Siebente Fortsetzung

Von dem alten Kammerdiener gefolgt, verließ der Herzog nun mit dem Astrologen durch die hintere Tür das Zelt, und stieg alsbald auf die daneben errichtete hohe Warte. Zwei Arkebusiere seines Leibregiments, die von dem Kammerdiener schon vorher herbeigeholt waren, besetzten sogleich geräuschlos die Eingangstür.

Zwar waren die astronomischen Instrumente, welche der Herzog von Friedland besaß, in Vergleich zu den vortrefflichen Gerätschaften, die in unserer jetzigen Zeit jede nur einigermaßen eingerichtete Sternwarte enthält, nur höchst geringfügig, entsprachen aber ihrem damaligen Zwecke vollkommen. Es waren einige große Fernröhre, Teleskope, ein Himmelsglobus und noch einige andere mit Berechnungen und Figuren angefüllte große Bücher.


Die Wissenschaft unserer Zeit hat bekanntlich die Astrologie oder die Kunst, aus der Stellung der Gestirne das zukünftige Schicksal der Menschen zu erfahren, schon längst gänzlich verdammt, vor einigen Jahrhunderten stand sie aber noch allgemein in großem Ansehen. Nicht allein der Herzog von Friedland und viele andere bedeutende Kriegs- und Staatsmänner glaubten unbedingt an die Ergebnisse der astrologischen Berechnungen, sondern auch die bedeutenden namhaftesten Astronomen, z. B. ein Keppler, gaben sich sehr häufig damit ab.
So verbrachten denn auch der Herzog von Friedland und sein Astrologe Seni in dieser Nacht mehrere Stunden auf der Warte mit den eifrigsten Beobachtungen, Aufzeichnungen und Berechnungen. Besonders der Herzog ging kaum von dem großen Fernglase fort, und die vielen Mitteilungen und Fragen, welche er mit ersichtlichem Interesse an seinen Begleiter richtete, bewiesen hinlänglich, mit welchem Eifer er diese Forschungen unternahm.

„Und nun, mein hoher Herr, lasst uns die Arbeit schließen. Schon verkündet der blasse Dämmerungsschein, der dort im Osten sich allmählich klärt, dass der Gestirne Glanz bald verbleichen wird, und unsere ferneren Beobachtungen keinen Wert mehr haben. Gönnt mir später nur wenige Augenblicke Muße, das Endergebnis aus dieser langen Zahlenreihe, welche ich hier auf der Pergamenttafel verzeichnete, auszuziehen, und ich hoffe, Ihr werdet mit dem, was mein Mund Euch mit Sicherheit verkünden kann, vollkommen zufrieden sein”, sprach endlich der Astrologe zu dem am Fernglase stehenden Herzog.

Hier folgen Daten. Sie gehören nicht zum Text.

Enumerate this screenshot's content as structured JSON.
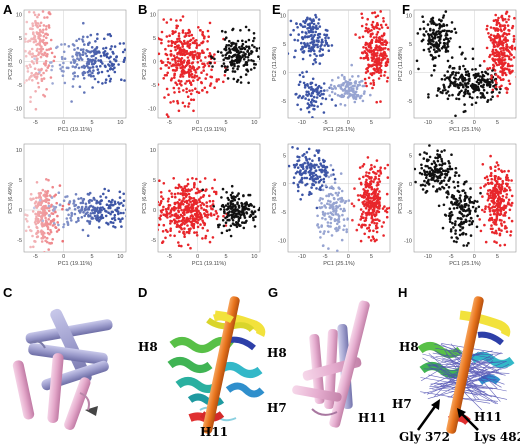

Und wirklich war die Augustnacht bereits dem Ende nahe, und der anbrechende Tagesschein ließ die Gestirne schon immer mehr verbleichen, ohne dass der Herzog in seinem glühenden Eifer dies bemerkt hatte.

Wie sie gekommen, so verließen auch die beiden Männer die Warte wieder und traten in das Zelt zurück. Vom sorgsamen Kammerdiener bereitet, brodelte auf einer Kohlenpfanne dort eine Kanne mit Schokolade, einem zu jener Zeit so eben erst aus Spanien nach Deutschland herübergebrachten, hochgeschätzten Getränk. Der aromatische Wohlgeruch der Schokolade und ihr Geschmack behagte ersichtlich beiden Männern, und nach der durchwachten Nacht war ihnen diese Erquickung doppelt angenehm.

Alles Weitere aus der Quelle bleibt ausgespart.